It’s my first time, be gentle

Jun 3, 2010 by

It’s my first time, be gentle

When we see a newborn baby, we say “be gentle.”  Or we encounter a puppy or a kitten, our natural response is “careful, gentle.”  Or when we see something delicate or something of great value, our initial inclination is to be gentle.

So what exactly does it mean to be gentle.  Webster’s dictionary says “to be free from harshness, sternness, or violence.  Soft, delicate”

We tend to know innately when to be gentle (when gentleness is called for) on new things (babies and puppies) and on valuable things.  But do we know how to be gentle with one another?  That’s the question: Can we see that each of us has a tender inside, a valuable core, a vulnerable piece that needs a soft delicate touch?

I’d like to take Webster’s definition and take it a step further.
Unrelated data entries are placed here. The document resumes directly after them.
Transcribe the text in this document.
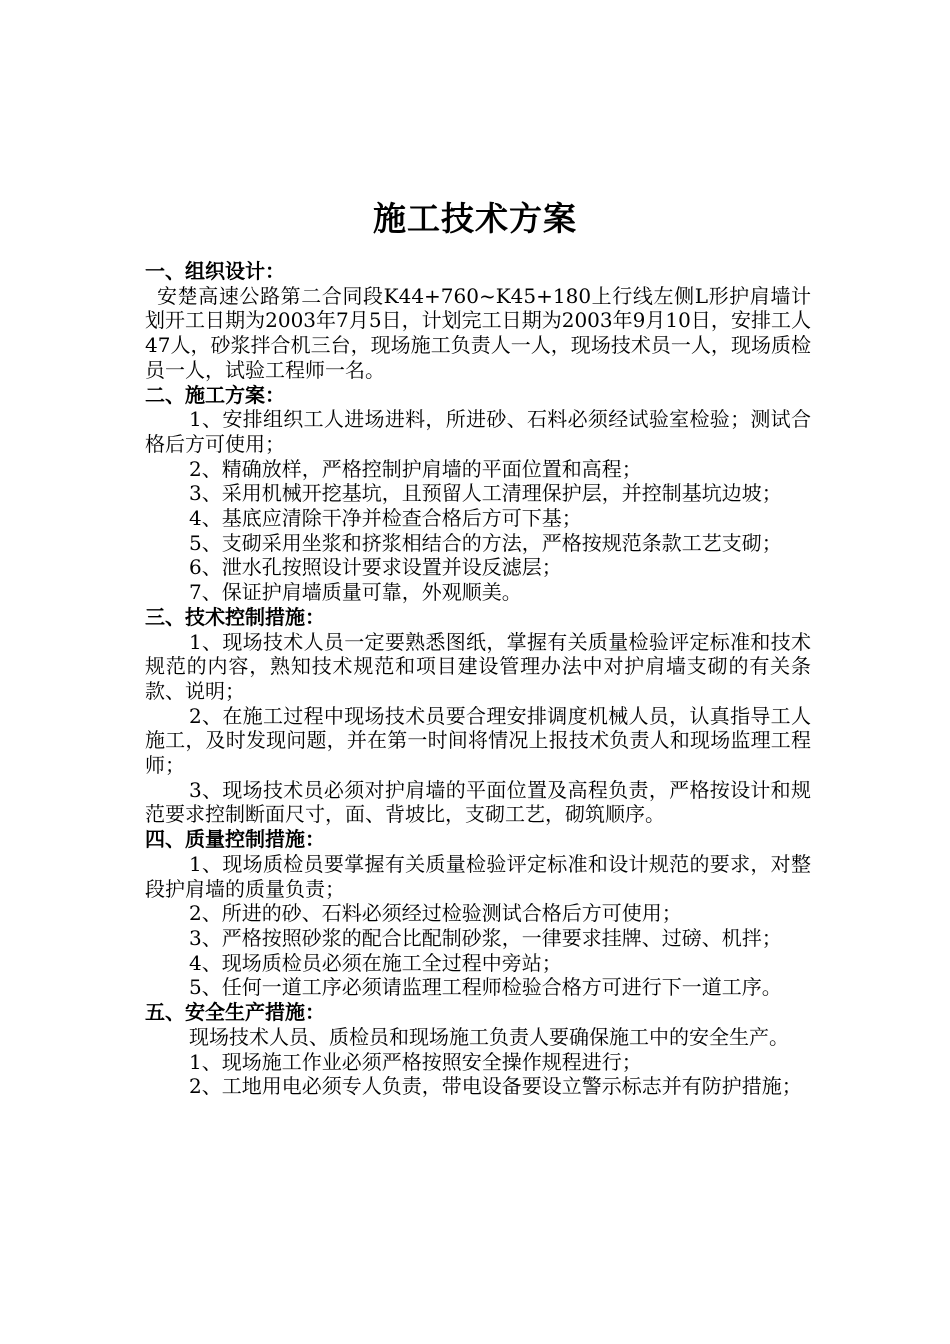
施工技术方案

一、组织设计：

安楚高速公路第二合同段K44+760~K45+180上行线左侧L形护肩墙计划开工日期为2003年7月5日，计划完工日期为2003年9月10日，安排工人47人，砂浆拌合机三台，现场施工负责人一人，现场技术员一人，现场质检员一人，试验工程师一名。

二、施工方案：

1、安排组织工人进场进料，所进砂、石料必须经试验室检验；测试合格后方可使用；

2、精确放样，严格控制护肩墙的平面位置和高程；

3、采用机械开挖基坑，且预留人工清理保护层，并控制基坑边坡；

4、基底应清除干净并检查合格后方可下基；

5、支砌采用坐浆和挤浆相结合的方法，严格按规范条款工艺支砌；

6、泄水孔按照设计要求设置并设反滤层；

7、保证护肩墙质量可靠，外观顺美。

三、技术控制措施：

1、现场技术人员一定要熟悉图纸，掌握有关质量检验评定标准和技术规范的内容，熟知技术规范和项目建设管理办法中对护肩墙支砌的有关条款、说明；

2、在施工过程中现场技术员要合理安排调度机械人员，认真指导工人施工，及时发现问题，并在第一时间将情况上报技术负责人和现场监理工程师；

3、现场技术员必须对护肩墙的平面位置及高程负责，严格按设计和规范要求控制断面尺寸，面、背坡比，支砌工艺，砌筑顺序。

四、质量控制措施：

1、现场质检员要掌握有关质量检验评定标准和设计规范的要求，对整段护肩墙的质量负责；

2、所进的砂、石料必须经过检验测试合格后方可使用；

3、严格按照砂浆的配合比配制砂浆，一律要求挂牌、过磅、机拌；

4、现场质检员必须在施工全过程中旁站；

5、任何一道工序必须请监理工程师检验合格方可进行下一道工序。

五、安全生产措施：

现场技术人员、质检员和现场施工负责人要确保施工中的安全生产。

1、现场施工作业必须严格按照安全操作规程进行；

2、工地用电必须专人负责，带电设备要设立警示标志并有防护措施；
Push it into a more human realm.  What’s the definition of being gentle with another person?  How about: “to open ourselves and truly see how another is affected by our words, our behaviors, our actions, and then to be soft and delicate with those words, behaviors and actions”

That definition of gentleness requires us to truly see another person (see my Mirror, Mirror blog).  To be aware of the tenderness under the rough human exterior.  It requires us to be awake to how our own baggage can distort our true desire to be gentle.

So here’s my question: “When was the last time you were truly gentle?”  It could be to yourself, to someone else, to some thing.  I know for me, I haven’t been as gentle as I’d like to be on many different occasions.  And most of the time I don’t even realize I’m being … what’s the opposite of gentle … harsh.  That’s a hard word.  I’ve been harsher than I could be, than I want to be many times.  Wow, that’s an eye opener just writing it.

So be gentle with yourself; with others.  Pay attention to who they truly are.  If you can truly see the person across from you, next to you, on the other end of the phone or txt, then I’ll bet your natural instinct to be tender will kick in.  And the gentler you are, the more tenderness will be returned.